A novel approach has been developed to estimate the pose of parts stored in bulk. It promises high accuracy and real-time speed, while only requiring affordable RGB cameras. The system relies on machine learning to predict the poses of the objects and uses a clustering algorithm to combine the estimates from multiple views.
Grasping a part stored in bulk with a robotic arm is called bin-picking. It is of great value for industrial automation facilities, as it allows parts to be stored in any standard box and can make the use of customized feeding systems obsolete. An industrial partner has commissioned the project. Together with the research center CSEM SA and the HuCE Laboratory for Robotics at Bern University of Applied Sciences, they have developed working bin-picking solutions that require expensive camera technology.
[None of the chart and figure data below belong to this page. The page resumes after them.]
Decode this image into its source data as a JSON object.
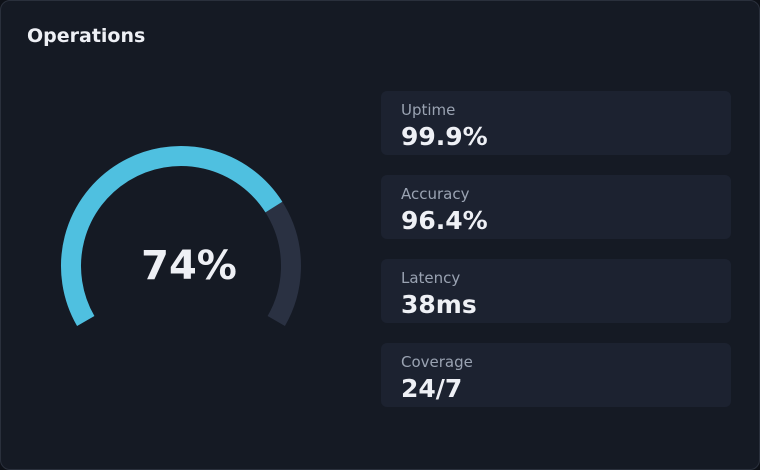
{
  "chart_data": {
    "type": "gauge",
    "title": "Operations",
    "values": [
      74
    ],
    "value_labels": [
      "74%"
    ],
    "ylim": [
      0,
      100
    ],
    "color": "#4fc0e0",
    "track_color": "#2a3142"
  },
  "kpis": [
    {
      "label": "Uptime",
      "value": "99.9%"
    },
    {
      "label": "Accuracy",
      "value": "96.4%"
    },
    {
      "label": "Latency",
      "value": "38ms"
    },
    {
      "label": "Coverage",
      "value": "24/7"
    }
  ]
}
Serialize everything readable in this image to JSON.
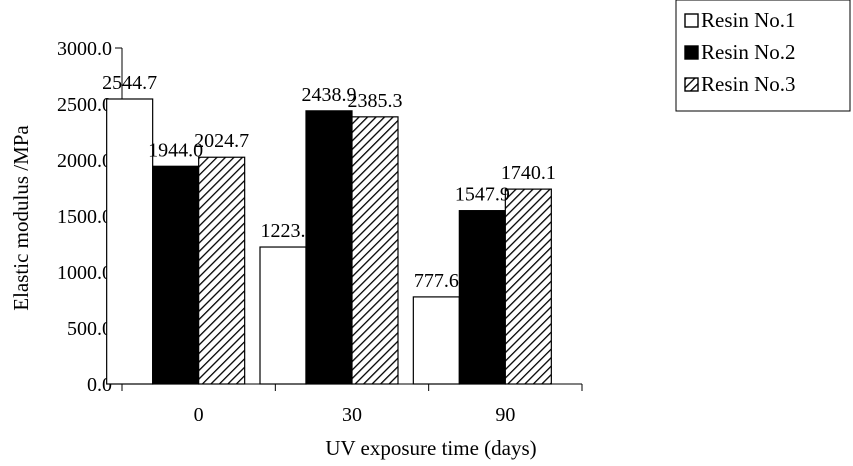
{
  "chart_data": {
    "type": "bar",
    "title": "",
    "xlabel": "UV exposure time (days)",
    "ylabel": "Elastic modulus /MPa",
    "categories": [
      "0",
      "30",
      "90"
    ],
    "ylim": [
      0,
      3000
    ],
    "yticks": [
      "0.0",
      "500.0",
      "1000.0",
      "1500.0",
      "2000.0",
      "2500.0",
      "3000.0"
    ],
    "grid": false,
    "legend_position": "top-right",
    "series": [
      {
        "name": "Resin No.1",
        "values": [
          2544.7,
          1223.0,
          777.6
        ],
        "labels": [
          "2544.7",
          "1223.",
          "777.6"
        ],
        "fill": "white"
      },
      {
        "name": "Resin No.2",
        "values": [
          1944.0,
          2438.9,
          1547.9
        ],
        "labels": [
          "1944.0",
          "2438.9",
          "1547.9"
        ],
        "fill": "black"
      },
      {
        "name": "Resin No.3",
        "values": [
          2024.7,
          2385.3,
          1740.1
        ],
        "labels": [
          "2024.7",
          "2385.3",
          "1740.1"
        ],
        "fill": "hatched"
      }
    ]
  }
}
The goal of this project is to develop a machine-learning solution to find the pose of at least one robot-pickable part stored in bulk with many other parts of the same type by using images from multiple affordable RGB cameras.
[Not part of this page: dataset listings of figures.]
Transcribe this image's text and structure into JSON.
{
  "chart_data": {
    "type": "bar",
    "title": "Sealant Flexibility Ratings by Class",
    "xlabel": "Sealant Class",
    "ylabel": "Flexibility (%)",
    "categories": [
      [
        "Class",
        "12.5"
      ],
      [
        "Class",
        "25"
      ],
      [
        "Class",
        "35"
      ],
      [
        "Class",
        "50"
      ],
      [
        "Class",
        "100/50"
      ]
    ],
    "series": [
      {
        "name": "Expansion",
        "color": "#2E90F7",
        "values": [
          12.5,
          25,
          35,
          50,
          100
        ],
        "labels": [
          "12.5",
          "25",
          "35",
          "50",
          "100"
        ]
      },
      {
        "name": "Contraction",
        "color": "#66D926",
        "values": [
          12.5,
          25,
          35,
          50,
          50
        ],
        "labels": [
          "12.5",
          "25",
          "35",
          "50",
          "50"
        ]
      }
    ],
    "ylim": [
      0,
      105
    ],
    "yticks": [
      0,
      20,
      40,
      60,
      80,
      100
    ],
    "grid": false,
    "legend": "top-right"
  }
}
Bin-picking is an active field of development. Many methods have been published in recent years, most of them need depth images as input. Here, a novel end-to-end pipeline is presented that avoids using any depth information and directly estimates the pose from RGB images. The pose and visibility for each part in a scene is estimated independently for four cameras using a convolutional neural network. The estimates are transformed to a global reference frame to group together pose estimates of the same part from different views, using a clustering algorithm. Finally, a pose estimate and a confidence score is calculated for each group. The orientation is computed by averaging the estimates from each view. It was demonstrated that depth estimation based on known part size cannot be accurate enough for this application and is therefore not used. By having several cameras around the bin, the parts can be precisely localized in 3D using only the accurate position estimates in the corresponding image planes.
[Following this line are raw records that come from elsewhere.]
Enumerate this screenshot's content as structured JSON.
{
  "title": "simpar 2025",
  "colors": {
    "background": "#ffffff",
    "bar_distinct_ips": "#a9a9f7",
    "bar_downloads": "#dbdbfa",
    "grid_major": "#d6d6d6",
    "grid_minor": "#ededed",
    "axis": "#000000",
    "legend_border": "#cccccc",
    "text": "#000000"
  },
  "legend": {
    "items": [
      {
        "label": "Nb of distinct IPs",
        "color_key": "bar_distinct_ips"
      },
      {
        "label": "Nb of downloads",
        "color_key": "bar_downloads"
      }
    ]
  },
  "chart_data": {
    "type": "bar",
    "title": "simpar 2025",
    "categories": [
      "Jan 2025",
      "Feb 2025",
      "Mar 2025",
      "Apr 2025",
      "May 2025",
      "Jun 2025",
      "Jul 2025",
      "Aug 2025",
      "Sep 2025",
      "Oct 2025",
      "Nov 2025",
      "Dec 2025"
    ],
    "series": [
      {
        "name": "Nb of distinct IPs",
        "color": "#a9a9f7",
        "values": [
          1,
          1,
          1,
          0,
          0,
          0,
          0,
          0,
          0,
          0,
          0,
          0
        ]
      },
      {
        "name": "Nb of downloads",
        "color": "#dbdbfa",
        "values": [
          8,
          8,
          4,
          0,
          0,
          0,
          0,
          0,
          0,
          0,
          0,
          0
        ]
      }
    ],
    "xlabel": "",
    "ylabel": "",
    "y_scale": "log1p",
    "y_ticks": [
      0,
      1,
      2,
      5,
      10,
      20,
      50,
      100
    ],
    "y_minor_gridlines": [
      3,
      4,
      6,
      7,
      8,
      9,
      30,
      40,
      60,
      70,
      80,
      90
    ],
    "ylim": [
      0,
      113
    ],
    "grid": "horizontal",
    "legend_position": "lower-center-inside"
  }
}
The scene is replicated in the game engine Unity to synthesize images that can be used to train the machine learning algorithm. The algorithm is trained only on synthetic data, because gathering data from real bin-picking scenes is difficult and time consuming. To achieve a successful transfer from synthetic to real data, domain randomization is used. This includes randomizing the colors and textures of objects, the lights, the size and shape of the box as well as adding random distractor objects.
The pipeline has been implemented in Python. It is expected to be real-time capable, processing multiple scenes per second.
The next step is to grasp the parts with a robot, given the pose estimates.